Wednesday, 21 March 2007

Sauerkraut

I recently made my first batches of sauerkraut. It’s a traditional process: one slices cabbage, then massages it up with salt (2 teaspoons per pound). The cabbage slowly wilts and oozes water, which mixes with the salt to form a brine. If it doesn’t extrude enough juice, mix a brine from 1 tsp. salt per cup of water and add. Let the cabbage sit covered for 24 hours, stirring frequently, then put into Mason jars and let ferment. There are three bacteria found on the skins of cabbage which get to work and turn it into sauerkraut.

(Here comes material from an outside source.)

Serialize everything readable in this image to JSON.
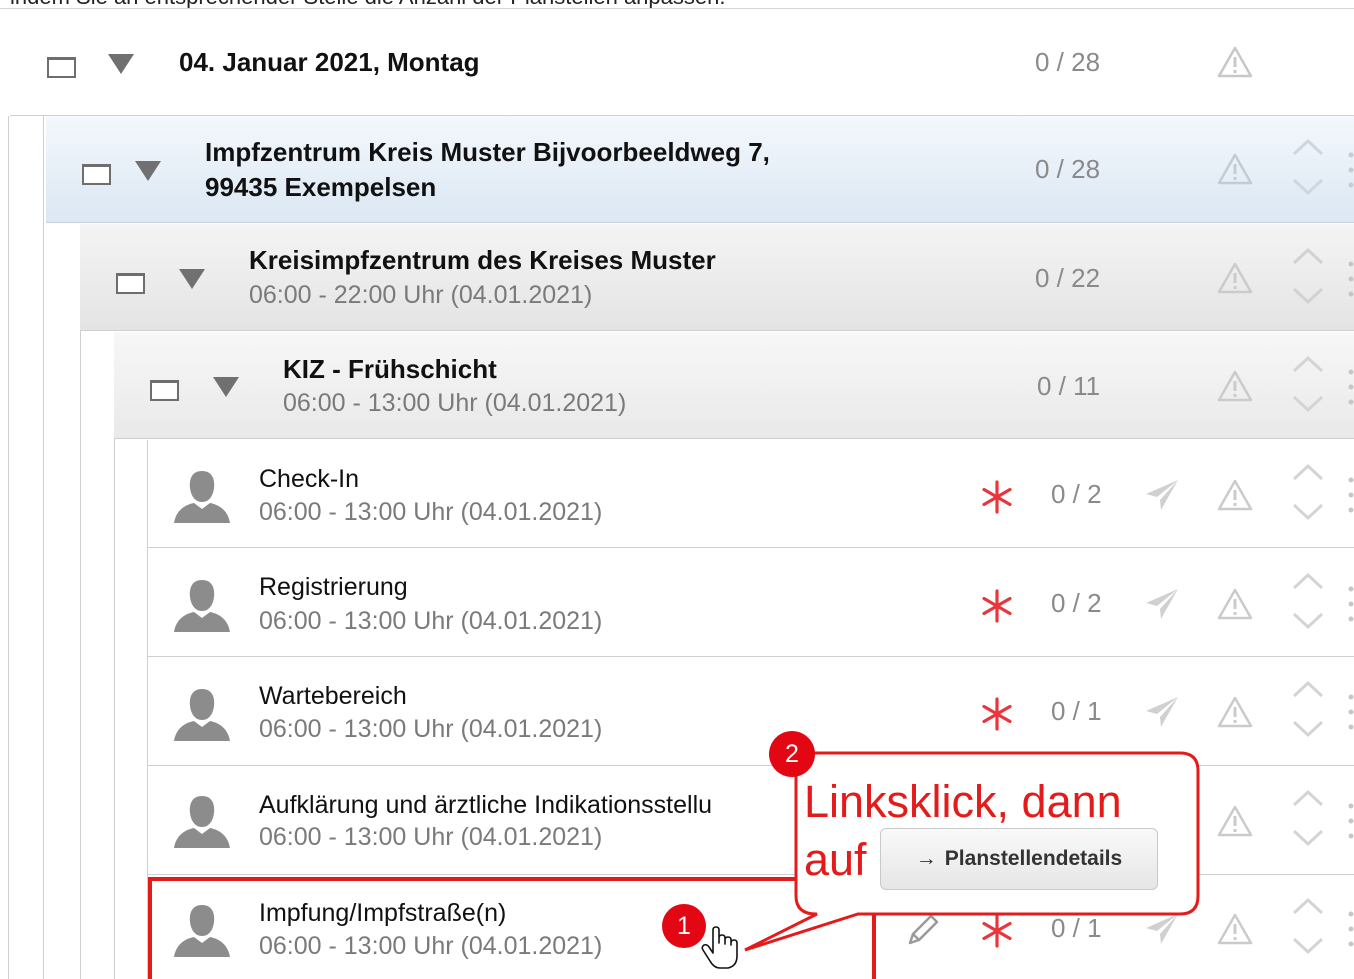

The first bacterium is one or another coliform, perhaps Klebsiella pneumoniæ, Klensiella oxytoca or Enterobacter cloacæ (mmm, that last one sounds tasty—not!). The coliform produces acid, making the brine more hospitable to leuconostoc, which produces yet more acid along with carbon dioxide. Finally, the lueconostoc is followed by a lactobacillus or perhaps a pediococcus, which finishes the fermentation, leaving the cabbage preserved in a tasty sour brine.

I got my recipe from Jack Schmidling’s recipe, which uses Mason jars instead of a crock. My one concern—I’m writing to a health safety office—is that the sealed lids might encourage botulism, which prospers in anærobic environments, and that his procedure works because he pasteurises the finished sauerkraut. I want to want to eat mine live, but I want even more to live, so I won’t be eating any unless I get a okay.

A biochemical overview of the process is found at the sauerkraut page of a University of Wisconsin professor.